FPTP sent initial letter in December 2014 asking for the literature review that formed the basis for Breakthrough’s booklet. We received a reply from the then CEO Chris Askew in February along with the literature review for the booklet.

In the meantime Breakthrough and Breast Cancer Campaign amalgamated to form Breast Cancer Now and Baroness Delyth Morgan has returned to become CEO of the newly formed charity so we redirected our reply to Chris Askew’s letter to Baroness Morgan.

The subsequent open letter reflects international concern in relation to the lack of attention paid to environmental and occupational risk factors for breast cancer and primary prevention. We hope to see some progressive work from this newly formed charity and await a positive response to our letter.

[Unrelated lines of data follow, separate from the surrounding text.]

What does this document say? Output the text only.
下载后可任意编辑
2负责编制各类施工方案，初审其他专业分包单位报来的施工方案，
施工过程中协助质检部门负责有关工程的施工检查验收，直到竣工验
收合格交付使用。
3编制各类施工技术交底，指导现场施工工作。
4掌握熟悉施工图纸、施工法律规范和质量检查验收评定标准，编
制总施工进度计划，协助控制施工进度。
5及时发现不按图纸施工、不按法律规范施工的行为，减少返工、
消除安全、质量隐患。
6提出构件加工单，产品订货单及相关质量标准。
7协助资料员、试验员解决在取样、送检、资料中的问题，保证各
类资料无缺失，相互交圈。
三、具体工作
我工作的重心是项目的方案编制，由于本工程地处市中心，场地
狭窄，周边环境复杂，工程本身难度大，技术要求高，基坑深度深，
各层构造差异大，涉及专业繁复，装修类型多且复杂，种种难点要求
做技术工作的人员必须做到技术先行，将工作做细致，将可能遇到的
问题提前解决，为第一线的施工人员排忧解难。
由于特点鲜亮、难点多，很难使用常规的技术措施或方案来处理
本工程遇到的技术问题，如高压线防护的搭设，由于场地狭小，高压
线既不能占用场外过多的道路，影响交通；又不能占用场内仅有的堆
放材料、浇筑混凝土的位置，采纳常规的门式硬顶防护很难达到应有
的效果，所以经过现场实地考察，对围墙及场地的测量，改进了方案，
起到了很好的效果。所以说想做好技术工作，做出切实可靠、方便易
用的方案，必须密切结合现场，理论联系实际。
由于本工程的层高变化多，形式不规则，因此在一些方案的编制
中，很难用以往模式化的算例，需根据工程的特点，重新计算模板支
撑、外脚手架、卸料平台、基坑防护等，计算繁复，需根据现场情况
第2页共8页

Contact details: Helen Lynn (07960033687) Deborah Burton (07779 203455)

PDF of Press Release

Notes to editor:

  1. In campaigning to move the breast cancer agenda from Pink to Prevention the FPTP campaign team is pre-occupied with one BIG fundamental question. The correspondence with Breakthrough was initiated by FPTP because of the public information booklet, ‘Breast cancer risk – the facts’. This has become the first target for the BIG question that underpins the objectives of our campaign – to expose the barriers to preventive  measures for the major cancer affecting women worldwide.
  2. An endocrine disruptor is an exogenous chemical or mixture that interferes with any aspect of hormone action.